Chemotherapy for Lung Cancer
Because so many factors affect how a chemotherapy plan is developed, our expertise and national role in research is invaluable. There are no set “menus” to follow, only established guidelines. Our medical oncologists consider factors such as the patient’s overall health, personal preferences and tolerance of different side effects.
They then consider the dosage of the drugs; what combinations of drugs to use; how many different drugs to use; how frequently to administer them; whether to combine the chemotherapy with radiation therapy; and whether the drugs should be given before, after or concurrently with radiation therapy. Our medical oncologists are also part of our regular tumor boards, and work closely with all of our thoracic cancer specialists to determine the best treatment plan for each person.

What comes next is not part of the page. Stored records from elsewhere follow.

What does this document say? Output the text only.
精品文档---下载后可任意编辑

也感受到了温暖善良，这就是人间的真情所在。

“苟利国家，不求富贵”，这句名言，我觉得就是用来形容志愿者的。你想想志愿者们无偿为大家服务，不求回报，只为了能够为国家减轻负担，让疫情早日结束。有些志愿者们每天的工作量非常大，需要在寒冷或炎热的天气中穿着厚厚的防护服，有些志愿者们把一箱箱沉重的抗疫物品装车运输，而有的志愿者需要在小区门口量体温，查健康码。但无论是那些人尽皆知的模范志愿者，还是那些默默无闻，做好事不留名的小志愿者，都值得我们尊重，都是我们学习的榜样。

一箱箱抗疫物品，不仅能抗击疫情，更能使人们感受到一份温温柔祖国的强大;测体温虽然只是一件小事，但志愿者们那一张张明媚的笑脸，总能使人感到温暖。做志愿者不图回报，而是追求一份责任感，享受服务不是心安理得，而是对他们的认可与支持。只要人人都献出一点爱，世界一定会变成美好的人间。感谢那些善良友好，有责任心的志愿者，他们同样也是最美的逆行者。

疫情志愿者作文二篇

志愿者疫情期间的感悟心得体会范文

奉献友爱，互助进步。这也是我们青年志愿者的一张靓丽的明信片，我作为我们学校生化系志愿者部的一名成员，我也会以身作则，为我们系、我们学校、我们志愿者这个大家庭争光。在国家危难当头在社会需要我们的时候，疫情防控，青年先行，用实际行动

Clinical Trials in Chemotherapy
Clinical trials are an important part of every area of lung cancer treatment, and chemotherapy studies are being conducted almost continuously. At Froedtert & the Medical College there are opportunities for patients to receive new chemotherapy drugs as part of clinical studies for almost every stage of lung cancer. These drugs of the future are not otherwise available in the community. Patients with lung cancer are especially encouraged to explore clinical trials.
Our medical oncologists are involved in designing national research studies. They also participate in other studies that look at the role of chemotherapy in treating lung cancer. The Thoracic Cancer Program team belongs to several cancer cooperative groups, where large cancer centers nationally have joined together to be part of a network to carry out large clinical studies.
Studies examine such questions as what different combinations of chemotherapy drugs work best; what combinations of chemotherapy and radiation therapy work best; how many drugs to combine; how frequently to give treatments and more. Many of the trials we participate in are Phase II studies, which are close to being approved as standard treatments. We also participate in many Phase III trials, which test standard accepted treatments against one another or test a standard treatment against something a bit newer. See Clinical Trials Basics to learn more.
Types of Lung Cancer and Chemotherapy Treatments Options
Chemotherapy is the treatment backbone for a significant number of lung cancer patients. Once the stage of the cancer is known, a medical oncologist determines the most appropriate chemotherapy drugs. Some drugs can target certain mutations in the cancer gene, increasing their effectiveness and likelihood of response.
Small cell lung cancer is sensitive to chemotherapy and responds so well that surgery is rarely a part of the treatment plan. Established guidelines recommend roughly five or six different chemotherapy drugs as possible treatments for small cell lung cancer.
The standard treatment approach for small cell lung cancer that has not spread is chemotherapy and radiation given at the same time.
More advanced stages are generally treated with chemotherapy first and may be followed by radiation therapy to the chest, the brain, and other sites of disease depending on the response to chemotherapy and symptoms.
Non-small cell lung cancer has more subtypes and more diverse treatment options. Currently, 10 - 12 chemotherapy drugs are recommended for treating non-small cell lung cancer. In general, all of the subtypes are treated following the same guidelines.
If lung cancer is confined to the lung (Stage I) and surgically removed, chemotherapy is sometimes given to prevent recurrence. This is considered curative chemotherapy.
Chemotherapy is also used for Stages II and III for lung cancer that is confined to the chest. Chemotherapy can be given in combination with radiation and surgery when complete removal and curative treatment appears possible.
Doctors will treat cancer that has spread, or is likely to spread differently than cancer that is confined to the lung. Occasional isolated single areas of spread (oligometastases) are treated aggressively with surgery and a combination of radiation and chemotherapy. If the cancer has spread (metastasized) to other parts of the body such as the liver, brain or elsewhere (Stage IV), chemotherapy is given to relieve symptoms and prolong life. Today, the side effects of chemotherapy — nausea and vomiting — are greatly reduced, so benefits from chemotherapy are much greater than in the past.